The last grandparent I had died thirty-three years ago. I knew all four of my grandparents to varying degrees, as much as a young kid can know an older person just before they’re gone. But my brother, who is only four years younger than me, doesn’t remember anything about two of them and barely remembers a third.
Even though they may be mostly strangers to me or to some of my cousins, they still stay with us. They were present when we grew up even if they weren’t with us. That my grandparents (and great-grandparents) shaped my parents and the way I grew up and learned and didn’t learn is clearly evident to me.
Cousins I barely know share habits I have. Card players, sports junkies, jokers and puzzlers. Some of us look alike, some of us have the same hairlines, walk alike or have the same shoulders or smiles. Those are some of the good things. My family has also had its fair share of alcoholics and broken marriages and self-destructive behaviour. While I fully acknowledge that personal responsibility should be more dominant a factor than heredity, I can’t help but see the patterns. Sometimes I find that the dustiness of what seems like the distant past disguises what is only as far away from us as we choose it to be. There are things that happened to me yesterday or last year that are less permanent than things that unfolded eighty years ago.
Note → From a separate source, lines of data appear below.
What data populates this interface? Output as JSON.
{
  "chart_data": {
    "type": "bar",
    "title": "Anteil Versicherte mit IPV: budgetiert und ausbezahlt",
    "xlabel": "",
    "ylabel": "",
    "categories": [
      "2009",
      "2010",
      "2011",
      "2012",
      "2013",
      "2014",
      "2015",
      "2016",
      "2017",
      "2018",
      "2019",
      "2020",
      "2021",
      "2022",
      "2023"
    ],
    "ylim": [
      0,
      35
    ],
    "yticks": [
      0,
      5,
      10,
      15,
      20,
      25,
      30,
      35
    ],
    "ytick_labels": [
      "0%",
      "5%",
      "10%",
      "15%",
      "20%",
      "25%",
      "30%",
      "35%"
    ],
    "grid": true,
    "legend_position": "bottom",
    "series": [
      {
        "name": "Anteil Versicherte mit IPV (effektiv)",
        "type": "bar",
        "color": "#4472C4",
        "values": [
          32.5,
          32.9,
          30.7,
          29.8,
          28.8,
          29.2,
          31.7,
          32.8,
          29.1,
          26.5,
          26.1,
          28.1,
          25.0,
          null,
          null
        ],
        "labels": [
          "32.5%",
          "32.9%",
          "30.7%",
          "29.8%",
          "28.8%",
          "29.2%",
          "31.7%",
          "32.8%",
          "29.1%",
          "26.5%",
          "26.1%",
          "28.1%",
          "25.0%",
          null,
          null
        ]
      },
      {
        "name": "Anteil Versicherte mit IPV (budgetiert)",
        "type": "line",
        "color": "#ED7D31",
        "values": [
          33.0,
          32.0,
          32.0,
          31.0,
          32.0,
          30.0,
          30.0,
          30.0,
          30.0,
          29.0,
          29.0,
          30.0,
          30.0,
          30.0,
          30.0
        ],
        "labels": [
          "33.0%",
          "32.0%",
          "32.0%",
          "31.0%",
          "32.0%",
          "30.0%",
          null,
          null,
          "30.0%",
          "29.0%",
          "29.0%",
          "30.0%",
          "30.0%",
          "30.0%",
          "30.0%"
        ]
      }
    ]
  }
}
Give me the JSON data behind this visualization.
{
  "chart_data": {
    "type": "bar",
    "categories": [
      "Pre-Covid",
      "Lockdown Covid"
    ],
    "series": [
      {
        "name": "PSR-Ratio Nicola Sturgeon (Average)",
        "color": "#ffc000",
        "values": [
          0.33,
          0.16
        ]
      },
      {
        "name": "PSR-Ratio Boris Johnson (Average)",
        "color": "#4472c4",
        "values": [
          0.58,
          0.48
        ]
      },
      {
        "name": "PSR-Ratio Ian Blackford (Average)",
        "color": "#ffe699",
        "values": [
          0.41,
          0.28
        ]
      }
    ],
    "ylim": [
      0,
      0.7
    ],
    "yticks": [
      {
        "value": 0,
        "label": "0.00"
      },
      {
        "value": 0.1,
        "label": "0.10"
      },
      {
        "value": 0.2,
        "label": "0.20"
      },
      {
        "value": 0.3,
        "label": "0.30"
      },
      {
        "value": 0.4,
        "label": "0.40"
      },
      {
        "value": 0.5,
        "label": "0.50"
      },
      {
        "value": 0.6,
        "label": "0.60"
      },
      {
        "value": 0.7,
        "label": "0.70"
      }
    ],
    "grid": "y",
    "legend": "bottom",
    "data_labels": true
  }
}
My wife and I were arranging our funerals today. I probably have many dozens and dozens of relatives buried in the two cemeteries near where I live. Fifty ancestors within a five minute bike ride. They didn’t know me or know the man I became. I didn’t know them when they were young and without pain or worry. But we share the same blood.
My wife and I will be going in with my parents and my Dad’s grandfather. My great-grandfather wasn’t actually a blood relation because my grandmother was adopted. But my dad loved him dearly and that’s more than enough. Frank Greenslade died in 1962, a few years before I was born. He bought his plot and his stone for $15 and $35. I think he knew he was sick because he only bought it a few months before he died. It overlooks the primary school I eventually attended a decade later. That’s where my parents are. On a hill overlooking the schoolyard where I grew up.
I never met Great Grandpa Frank but we are in the same neighbourhood already. And some day, we’ll be even closer. What are the odds? Maybe they are higher than I may have ever thought.